RSA Conference: Feb 27- Mar 2, 2012 San Francisco, CA
Speaker Profile: Dmitri AlperovitchPanel Moderator for Cyber Battlefield: The Future of Conflict
Now that Dmitri Alperovitch has moved from his post as VP of Threat Research at McAfee to become President of Asymmetric Cyber Operations, he continues to speak and publish freely on global corporate/governmental hacking, espionage, and surveillance efforts.
To that end, Alperovitch will moderate an insider's panel at RSA 2012 on data and surveillance warfare over the net. Alperovitch’s years of research into these threats and vulnerabilities made news in August with the release of his McAfee report on wide-scale IP compromise among the Fortune Global 2000.
RSA Panel Title: Cyber Battlefield: The Future of Conflict (for a full list of RSA events & presenters visit here).
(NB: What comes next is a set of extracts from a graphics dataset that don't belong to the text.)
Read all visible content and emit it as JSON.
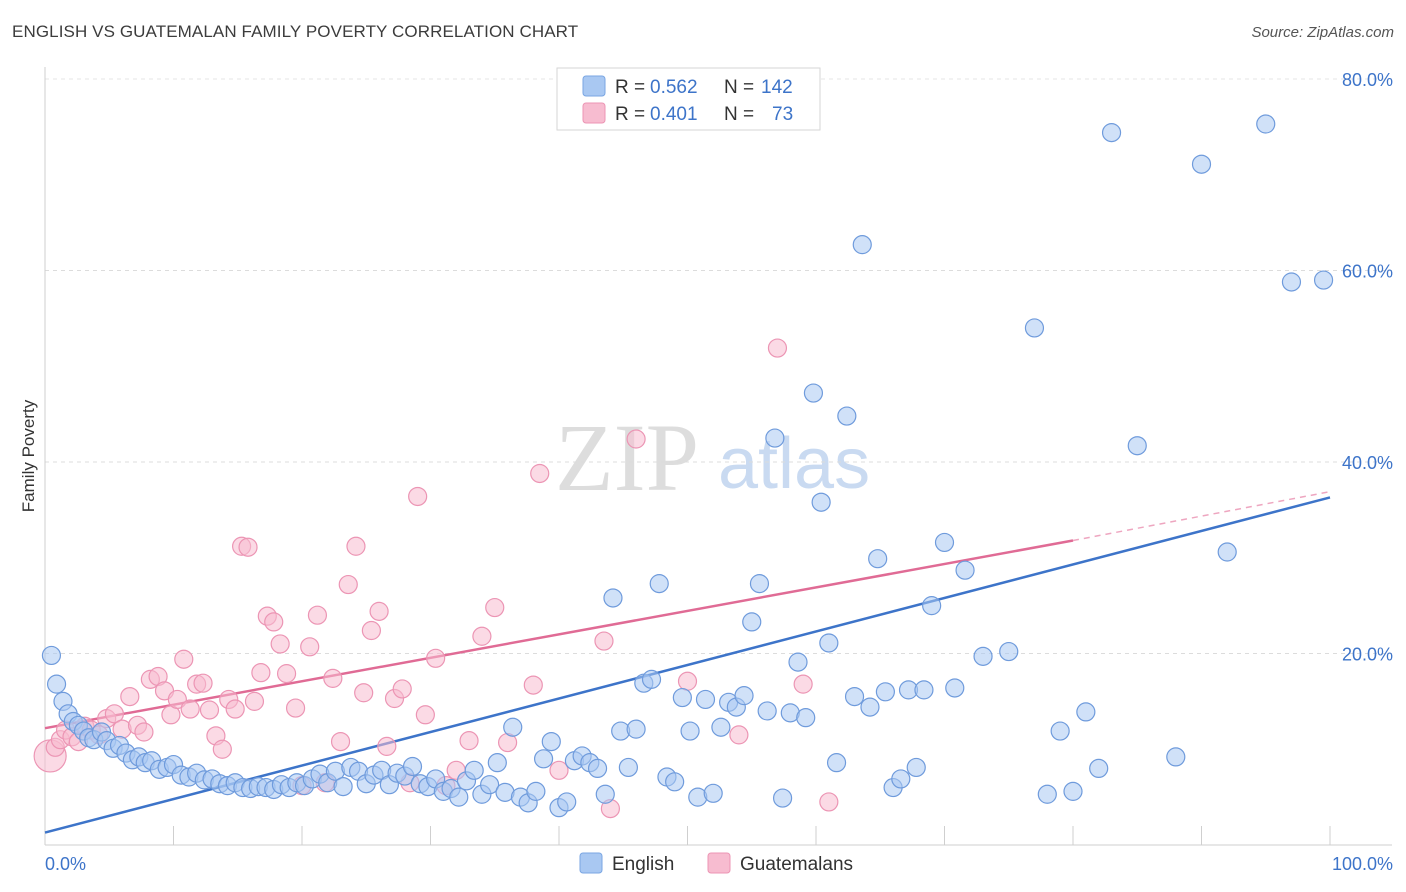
{
  "header": {
    "title": "ENGLISH VS GUATEMALAN FAMILY POVERTY CORRELATION CHART",
    "source": "Source: ZipAtlas.com"
  },
  "watermark": {
    "zip": "ZIP",
    "atlas": "atlas"
  },
  "legend": {
    "rows": [
      {
        "r_label": "R =",
        "r_value": "0.562",
        "n_label": "N =",
        "n_value": "142",
        "color": "#a9c8f2"
      },
      {
        "r_label": "R =",
        "r_value": "0.401",
        "n_label": "N =",
        "n_value": "73",
        "color": "#f7bcd0"
      }
    ]
  },
  "bottom_legend": {
    "english": "English",
    "guatemalans": "Guatemalans"
  },
  "chart_data": {
    "type": "scatter",
    "title": "ENGLISH VS GUATEMALAN FAMILY POVERTY CORRELATION CHART",
    "xlabel": "",
    "ylabel": "Family Poverty",
    "xlim": [
      0,
      100
    ],
    "ylim": [
      0,
      80
    ],
    "x_tick_labels": [
      "0.0%",
      "100.0%"
    ],
    "y_ticks": [
      20,
      40,
      60,
      80
    ],
    "y_tick_labels": [
      "20.0%",
      "40.0%",
      "60.0%",
      "80.0%"
    ],
    "grid": true,
    "legend_position": "top-center",
    "colors": {
      "english": "#3d74c9",
      "english_fill": "#a9c8f2",
      "guatemalans": "#e06b95",
      "guatemalans_fill": "#f7bcd0"
    },
    "series": [
      {
        "name": "English",
        "stats": {
          "R": 0.562,
          "N": 142
        },
        "trend": {
          "x": [
            0,
            100
          ],
          "y": [
            1.3,
            36.3
          ]
        },
        "points": [
          [
            0.5,
            19.8
          ],
          [
            0.9,
            16.8
          ],
          [
            1.4,
            15.0
          ],
          [
            1.8,
            13.7
          ],
          [
            2.2,
            12.9
          ],
          [
            2.6,
            12.5
          ],
          [
            3.0,
            11.9
          ],
          [
            3.4,
            11.2
          ],
          [
            3.8,
            11.0
          ],
          [
            4.4,
            11.8
          ],
          [
            4.8,
            10.9
          ],
          [
            5.3,
            10.1
          ],
          [
            5.8,
            10.4
          ],
          [
            6.3,
            9.6
          ],
          [
            6.8,
            8.9
          ],
          [
            7.3,
            9.2
          ],
          [
            7.8,
            8.6
          ],
          [
            8.3,
            8.8
          ],
          [
            8.9,
            7.9
          ],
          [
            9.5,
            8.1
          ],
          [
            10.0,
            8.4
          ],
          [
            10.6,
            7.3
          ],
          [
            11.2,
            7.1
          ],
          [
            11.8,
            7.5
          ],
          [
            12.4,
            6.8
          ],
          [
            13.0,
            6.9
          ],
          [
            13.6,
            6.4
          ],
          [
            14.2,
            6.2
          ],
          [
            14.8,
            6.5
          ],
          [
            15.4,
            6.0
          ],
          [
            16.0,
            5.9
          ],
          [
            16.6,
            6.1
          ],
          [
            17.2,
            6.0
          ],
          [
            17.8,
            5.8
          ],
          [
            18.4,
            6.3
          ],
          [
            19.0,
            6.0
          ],
          [
            19.6,
            6.5
          ],
          [
            20.2,
            6.2
          ],
          [
            20.8,
            6.9
          ],
          [
            21.4,
            7.4
          ],
          [
            22.0,
            6.5
          ],
          [
            22.6,
            7.7
          ],
          [
            23.2,
            6.1
          ],
          [
            23.8,
            8.1
          ],
          [
            24.4,
            7.7
          ],
          [
            25.0,
            6.4
          ],
          [
            25.6,
            7.3
          ],
          [
            26.2,
            7.8
          ],
          [
            26.8,
            6.3
          ],
          [
            27.4,
            7.5
          ],
          [
            28.0,
            7.2
          ],
          [
            28.6,
            8.2
          ],
          [
            29.2,
            6.4
          ],
          [
            29.8,
            6.1
          ],
          [
            30.4,
            6.9
          ],
          [
            31.0,
            5.6
          ],
          [
            31.6,
            5.9
          ],
          [
            32.2,
            5.0
          ],
          [
            32.8,
            6.7
          ],
          [
            33.4,
            7.8
          ],
          [
            34.0,
            5.3
          ],
          [
            34.6,
            6.3
          ],
          [
            35.2,
            8.6
          ],
          [
            35.8,
            5.5
          ],
          [
            36.4,
            12.3
          ],
          [
            37.0,
            5.0
          ],
          [
            37.6,
            4.4
          ],
          [
            38.2,
            5.6
          ],
          [
            38.8,
            9.0
          ],
          [
            39.4,
            10.8
          ],
          [
            40.0,
            3.9
          ],
          [
            40.6,
            4.5
          ],
          [
            41.2,
            8.8
          ],
          [
            41.8,
            9.3
          ],
          [
            42.4,
            8.6
          ],
          [
            43.0,
            8.0
          ],
          [
            43.6,
            5.3
          ],
          [
            44.2,
            25.8
          ],
          [
            44.8,
            11.9
          ],
          [
            45.4,
            8.1
          ],
          [
            46.0,
            12.1
          ],
          [
            46.6,
            16.9
          ],
          [
            47.2,
            17.3
          ],
          [
            47.8,
            27.3
          ],
          [
            48.4,
            7.1
          ],
          [
            49.0,
            6.6
          ],
          [
            49.6,
            15.4
          ],
          [
            50.2,
            11.9
          ],
          [
            50.8,
            5.0
          ],
          [
            51.4,
            15.2
          ],
          [
            52.0,
            5.4
          ],
          [
            52.6,
            12.3
          ],
          [
            53.2,
            14.9
          ],
          [
            53.8,
            14.4
          ],
          [
            54.4,
            15.6
          ],
          [
            55.0,
            23.3
          ],
          [
            55.6,
            27.3
          ],
          [
            56.2,
            14.0
          ],
          [
            56.8,
            42.5
          ],
          [
            57.4,
            4.9
          ],
          [
            58.0,
            13.8
          ],
          [
            58.6,
            19.1
          ],
          [
            59.2,
            13.3
          ],
          [
            59.8,
            47.2
          ],
          [
            60.4,
            35.8
          ],
          [
            61.0,
            21.1
          ],
          [
            61.6,
            8.6
          ],
          [
            62.4,
            44.8
          ],
          [
            63.0,
            15.5
          ],
          [
            63.6,
            62.7
          ],
          [
            64.2,
            14.4
          ],
          [
            64.8,
            29.9
          ],
          [
            65.4,
            16.0
          ],
          [
            66.0,
            6.0
          ],
          [
            66.6,
            6.9
          ],
          [
            67.2,
            16.2
          ],
          [
            67.8,
            8.1
          ],
          [
            68.4,
            16.2
          ],
          [
            69.0,
            25.0
          ],
          [
            70.0,
            31.6
          ],
          [
            70.8,
            16.4
          ],
          [
            71.6,
            28.7
          ],
          [
            73.0,
            19.7
          ],
          [
            75.0,
            20.2
          ],
          [
            77.0,
            54.0
          ],
          [
            78.0,
            5.3
          ],
          [
            79.0,
            11.9
          ],
          [
            80.0,
            5.6
          ],
          [
            81.0,
            13.9
          ],
          [
            82.0,
            8.0
          ],
          [
            83.0,
            74.4
          ],
          [
            85.0,
            41.7
          ],
          [
            88.0,
            9.2
          ],
          [
            90.0,
            71.1
          ],
          [
            92.0,
            30.6
          ],
          [
            95.0,
            75.3
          ],
          [
            97.0,
            58.8
          ],
          [
            99.5,
            59.0
          ]
        ]
      },
      {
        "name": "Guatemalans",
        "stats": {
          "R": 0.401,
          "N": 73
        },
        "trend": {
          "x": [
            0,
            80
          ],
          "y": [
            12.2,
            31.8
          ]
        },
        "trend_dashed": {
          "x": [
            80,
            100
          ],
          "y": [
            31.8,
            36.9
          ]
        },
        "points": [
          [
            0.4,
            9.3
          ],
          [
            0.8,
            10.2
          ],
          [
            1.2,
            11.0
          ],
          [
            1.6,
            12.0
          ],
          [
            2.1,
            11.3
          ],
          [
            2.6,
            10.8
          ],
          [
            3.1,
            12.4
          ],
          [
            3.6,
            12.0
          ],
          [
            4.2,
            11.5
          ],
          [
            4.8,
            13.2
          ],
          [
            5.4,
            13.7
          ],
          [
            6.0,
            12.1
          ],
          [
            6.6,
            15.5
          ],
          [
            7.2,
            12.5
          ],
          [
            7.7,
            11.8
          ],
          [
            8.2,
            17.3
          ],
          [
            8.8,
            17.6
          ],
          [
            9.3,
            16.1
          ],
          [
            9.8,
            13.6
          ],
          [
            10.3,
            15.2
          ],
          [
            10.8,
            19.4
          ],
          [
            11.3,
            14.2
          ],
          [
            11.8,
            16.8
          ],
          [
            12.3,
            16.9
          ],
          [
            12.8,
            14.1
          ],
          [
            13.3,
            11.4
          ],
          [
            13.8,
            10.0
          ],
          [
            14.3,
            15.2
          ],
          [
            14.8,
            14.2
          ],
          [
            15.3,
            31.2
          ],
          [
            15.8,
            31.1
          ],
          [
            16.3,
            15.0
          ],
          [
            16.8,
            18.0
          ],
          [
            17.3,
            23.9
          ],
          [
            17.8,
            23.3
          ],
          [
            18.3,
            21.0
          ],
          [
            18.8,
            17.9
          ],
          [
            19.5,
            14.3
          ],
          [
            20.0,
            6.2
          ],
          [
            20.6,
            20.7
          ],
          [
            21.2,
            24.0
          ],
          [
            21.8,
            6.5
          ],
          [
            22.4,
            17.4
          ],
          [
            23.0,
            10.8
          ],
          [
            23.6,
            27.2
          ],
          [
            24.2,
            31.2
          ],
          [
            24.8,
            15.9
          ],
          [
            25.4,
            22.4
          ],
          [
            26.0,
            24.4
          ],
          [
            26.6,
            10.3
          ],
          [
            27.2,
            15.3
          ],
          [
            27.8,
            16.3
          ],
          [
            28.4,
            6.5
          ],
          [
            29.0,
            36.4
          ],
          [
            29.6,
            13.6
          ],
          [
            30.4,
            19.5
          ],
          [
            31.2,
            6.2
          ],
          [
            32.0,
            7.8
          ],
          [
            33.0,
            10.9
          ],
          [
            34.0,
            21.8
          ],
          [
            35.0,
            24.8
          ],
          [
            36.0,
            10.7
          ],
          [
            38.0,
            16.7
          ],
          [
            38.5,
            38.8
          ],
          [
            40.0,
            7.8
          ],
          [
            43.5,
            21.3
          ],
          [
            44.0,
            3.8
          ],
          [
            46.0,
            42.4
          ],
          [
            50.0,
            17.1
          ],
          [
            54.0,
            11.5
          ],
          [
            57.0,
            51.9
          ],
          [
            59.0,
            16.8
          ],
          [
            61.0,
            4.5
          ]
        ]
      }
    ]
  }
}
Moderator: Dmitri Alperovitch President, Asymmetric Cyber Operations LLC
Panelists: Martin Libicki Senior Scientist, RAND; James Lewis Senior Fellow & Program Director, Center for Strategic and International Studies; Adam Segal Senior Fellow for Counterterrorism & National Security Studies, Council on Foreign Relations
Scheduled Date(s)/Time(s): Wednesday, February 29, 08:00 a.m., Room 103
Session Length: 70 minutes
Session Abstract: Panel of leading experts in the field will explore complex policy issues tied to conflict in cyberspace. The session will discuss the current state of nation-state espionage, armed reconnaissance and cyber warfare operations, the evolution in strategic cyber deterrence doctrines and review the diplomatic initiatives to establish norms of behavior in cyberspace between US, Russia and China.
Prerequisite knowledge: The audience must understand the technical challenges of attribution, the impact cyber attacks can cause to national critical infrastructure, financial system and military readiness. They must be familiar with recent major nation-state attributable cyber-attacks and be aware of the current state of national security policy in cyberspace Session learning objectives We would like the audience to recognize the dramatic national and economic security impact of today's pervasive nation-state sponsored cyber espionage attacks and evaluate the potential diplomatic and military solutions to this problem. The panel will also provide an overview of the cyber war doctrines of US, Russia and China and the impact of the militarization of cyberspace on commercial and government sectors of the global economy. Finally, we will demonstrate that attribution is not an unsolvable problem in cyber and that diplomatic approaches are possible to help resolve what remains as a very challenging technical problem.